The ANU is set to play a significant role in guiding the future of the Web after being chosen as the new host of the World Wide Web Consortium (W3C) Australia Office.
The W3C is an international consortium of over 400 member organisations that work together to develop Web standards and guidelines to ensure the long-term growth of the Web.
Dr Armin Haller, who will become Manager of the W3C Australian Office, said it was a great honour for ANU to be chosen as host.
"The W3C is looking at broadening the Web, and this is where ANU will really come into play," he said.
"Where change is happening is in the vertical domains, and that's really interesting to us - things like Web payments, digital publishing, linked open data, Web of things and Web security - these are areas our researchers are already involved in."
Founded in 1994 by the inventor of the Web, Sir Tim Berners-Lee, W3C has overseen more than 345 technical standards that make the Web work. Its members include Microsoft, Apple, Google and Facebook.
In Canberra today, W3C Global Business Development Lead, J. Alan Bird, said ANU was the perfect fit for the consortium.
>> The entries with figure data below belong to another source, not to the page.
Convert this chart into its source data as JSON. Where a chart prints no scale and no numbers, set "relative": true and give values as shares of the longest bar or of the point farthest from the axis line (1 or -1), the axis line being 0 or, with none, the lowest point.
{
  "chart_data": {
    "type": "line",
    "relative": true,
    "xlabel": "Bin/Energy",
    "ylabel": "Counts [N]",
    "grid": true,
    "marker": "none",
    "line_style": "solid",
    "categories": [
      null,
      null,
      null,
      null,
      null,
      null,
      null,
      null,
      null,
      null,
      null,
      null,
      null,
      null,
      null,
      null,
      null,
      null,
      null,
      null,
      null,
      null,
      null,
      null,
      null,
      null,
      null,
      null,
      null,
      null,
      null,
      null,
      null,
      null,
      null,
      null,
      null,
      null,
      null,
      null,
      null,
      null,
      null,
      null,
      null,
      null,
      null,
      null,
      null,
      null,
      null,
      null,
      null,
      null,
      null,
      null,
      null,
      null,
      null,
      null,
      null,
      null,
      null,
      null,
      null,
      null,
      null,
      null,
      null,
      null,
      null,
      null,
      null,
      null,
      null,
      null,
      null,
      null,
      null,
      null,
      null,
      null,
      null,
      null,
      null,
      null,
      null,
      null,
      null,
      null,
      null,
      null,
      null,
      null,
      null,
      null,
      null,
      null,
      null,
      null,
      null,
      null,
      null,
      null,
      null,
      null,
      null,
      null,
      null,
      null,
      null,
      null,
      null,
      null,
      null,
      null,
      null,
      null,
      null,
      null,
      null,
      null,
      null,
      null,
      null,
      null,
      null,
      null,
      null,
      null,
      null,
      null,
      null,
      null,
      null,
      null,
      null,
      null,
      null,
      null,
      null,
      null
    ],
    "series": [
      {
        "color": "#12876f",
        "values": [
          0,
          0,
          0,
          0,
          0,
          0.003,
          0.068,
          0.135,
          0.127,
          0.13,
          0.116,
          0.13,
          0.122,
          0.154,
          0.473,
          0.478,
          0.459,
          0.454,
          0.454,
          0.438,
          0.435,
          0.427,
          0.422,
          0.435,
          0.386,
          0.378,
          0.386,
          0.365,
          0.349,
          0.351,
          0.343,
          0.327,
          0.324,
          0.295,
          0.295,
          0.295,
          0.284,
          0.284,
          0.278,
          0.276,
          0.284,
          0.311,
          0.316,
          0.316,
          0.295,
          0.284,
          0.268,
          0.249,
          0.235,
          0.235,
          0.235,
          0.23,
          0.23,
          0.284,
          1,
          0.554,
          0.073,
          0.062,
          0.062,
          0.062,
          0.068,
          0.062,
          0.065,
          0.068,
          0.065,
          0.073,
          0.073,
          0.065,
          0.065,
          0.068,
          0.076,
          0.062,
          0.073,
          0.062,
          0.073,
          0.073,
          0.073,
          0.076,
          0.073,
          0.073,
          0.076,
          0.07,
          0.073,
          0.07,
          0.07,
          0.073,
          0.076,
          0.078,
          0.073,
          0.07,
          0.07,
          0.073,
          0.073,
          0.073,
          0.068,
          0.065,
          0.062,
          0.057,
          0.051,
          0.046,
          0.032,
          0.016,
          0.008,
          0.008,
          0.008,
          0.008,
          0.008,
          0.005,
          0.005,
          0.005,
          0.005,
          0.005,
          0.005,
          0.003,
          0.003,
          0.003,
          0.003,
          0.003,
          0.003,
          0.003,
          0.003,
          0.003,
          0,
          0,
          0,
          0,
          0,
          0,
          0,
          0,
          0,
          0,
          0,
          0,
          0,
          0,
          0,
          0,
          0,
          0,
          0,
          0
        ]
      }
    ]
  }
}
"After a comprehensive review of other universities and non-profit organisations in Australia, we have determined that ANU is the right partner to help W3C succeed in advancing its mission and serving the needs of key communities in technology, research, business and industry and government sectors in Australia," he said.
"We very much look forward to working with expert academic and professional staff from the ANU."
As the host of the W3C Australia Office, ANU will help develop relationships with Australian technology and policy leaders and promote the implementation of W3C standards in Australia.
"We are delighted to be selected to host the Australian office for W3C, an organisation that defines the international standards of the World Wide Web and shapes the future of the Web," said Professor Shirley Leitch, Dean of the ANU College of Business and Economics.
"This will give our staff and researchers a voice and the opportunity to work with influential groups and companies such as Google, Microsoft, Alibaba and Apple."
Professor Elanor Huntington, Dean of the ANU College of Engineering and Computer Science said the University will integrate ideas and developments from the W3C into its teaching.
"As an office of the W3C, ANU will be positioned at the forefront of the very latest developments and ideas in Web technologies," she said.
"World Wide Web technologies have revolutionised the way we all operate, including the research we are doing at the ANU into information retrieval, the mobile Web, Web eye gaze technologies and social networks," Professor Huntington said.